Omaha Steaks now has an active Twitter account, the Facebook page is as popular as ever, and Steak Bytes offers contests and giveaways in addition to recipes and behind-the-scenes looks at the brand. They have also added a Pinterest page and are active on YouTube: all the usual suspects.
Pinterest, Paul says, has been a great platform for curating recipe lists. “We don’t have the infrastructure to be able to keep up with [the demand for recipes.] We’re able to curate recipes from the people who are really, really passionate about food on Pinterest.” They can also then share those recipes across other channels, too.
The visual channels – Facebook and Pinterest, specifically – have been most successful for Omaha Steaks. That means that creating that visual content has been just as important as the copywriting for the blog and social channels.

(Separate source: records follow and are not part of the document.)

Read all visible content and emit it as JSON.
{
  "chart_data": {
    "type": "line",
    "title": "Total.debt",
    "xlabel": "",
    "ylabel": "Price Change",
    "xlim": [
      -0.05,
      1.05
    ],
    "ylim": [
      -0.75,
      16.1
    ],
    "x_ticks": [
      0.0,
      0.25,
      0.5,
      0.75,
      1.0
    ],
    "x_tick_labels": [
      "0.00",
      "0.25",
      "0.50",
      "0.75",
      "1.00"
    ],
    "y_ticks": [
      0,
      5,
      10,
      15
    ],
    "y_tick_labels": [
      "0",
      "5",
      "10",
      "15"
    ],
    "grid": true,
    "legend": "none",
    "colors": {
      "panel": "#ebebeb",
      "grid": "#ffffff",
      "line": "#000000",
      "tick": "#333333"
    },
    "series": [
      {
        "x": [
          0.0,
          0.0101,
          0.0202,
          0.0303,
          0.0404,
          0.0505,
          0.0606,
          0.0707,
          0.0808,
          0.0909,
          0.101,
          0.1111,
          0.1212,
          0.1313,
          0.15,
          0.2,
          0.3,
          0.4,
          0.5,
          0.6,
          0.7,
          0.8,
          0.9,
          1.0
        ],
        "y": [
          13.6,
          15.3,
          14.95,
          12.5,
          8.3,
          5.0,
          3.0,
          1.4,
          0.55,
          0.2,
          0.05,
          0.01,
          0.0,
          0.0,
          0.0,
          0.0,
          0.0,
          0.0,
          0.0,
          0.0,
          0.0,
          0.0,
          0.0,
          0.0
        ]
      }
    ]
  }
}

Omaha Steaks is a family-owned company, which Paul says makes their social success easier. “For a 96-year-old company, fifth generation, family-owned by the Simon family, Omaha Steaks has been really an innovator since the beginning of the business.” This means they have embraced the new social channels and strategies and have been partners in the process.
Instead of putting up roadblocks, the owners are eager to embrace new technologies, new ways of doing things. By making themselves available to Paul’s team, the decision-makers facilitate flexibility for the content marketing strategy, something that is increasingly important in the fast-paced social media world.
Chevrolet and Major League Baseball made a smart move during the World Series that saved them what would have surely been a social media nightmare.
Their 2014 for the Chevy Silverado, in answer to “Ford Tough,” is “Silverado Strong.” The tagline has had a pretty good run, despite its similarity to the “Boston Strong” tagline that emerged in response to the Boston Marathon bombing back in April. The lack of tension was perhaps the Silverado’s tagline was not being used in any Boston-related outlet.
But their plan to promote the Silverado Strong campaign during Game 5 of the World Series was cut short after a negative response on social media to photos of the test run before the game. Officials from Chevrolet and from Major League Baseball, who was co-sponsoring the message, decided last minute to pull the idea, including the video that was intended to play on screens at the stadium.
We are often bringing up examples of brand insensitivity, so it is nice to be able to showcase a moment where a brand made the conscientious decision, rather than the thoughtless one. We would be having an entirely different conversation if they had gone through with the original plan.
Four Your Information
How did you get involved with social media?
Paul’s first job out of college was with the Boys and Girls Club of Midlands in Omaha. “My first boss said, ‘Hey, Paul, you need to figure out what this Web 2.0 thing is. I don’t know what it is, but I think it’s going to be big.'” From there, he started reading everything he could get his hands on, including the MarketingProfs blog, and the rest is history.
What do you like best about social media?
Paul has a cycling blog that allows people to quickly ask him questions and get answers just as fast. “I like how social makes everybody just more approachable.”
What do you like least about social media?
The questionable brand posts (like ones exploiting 9/11) and the snarkiness or negativity that can become prevalent are Paul’s least favorite social media aspects.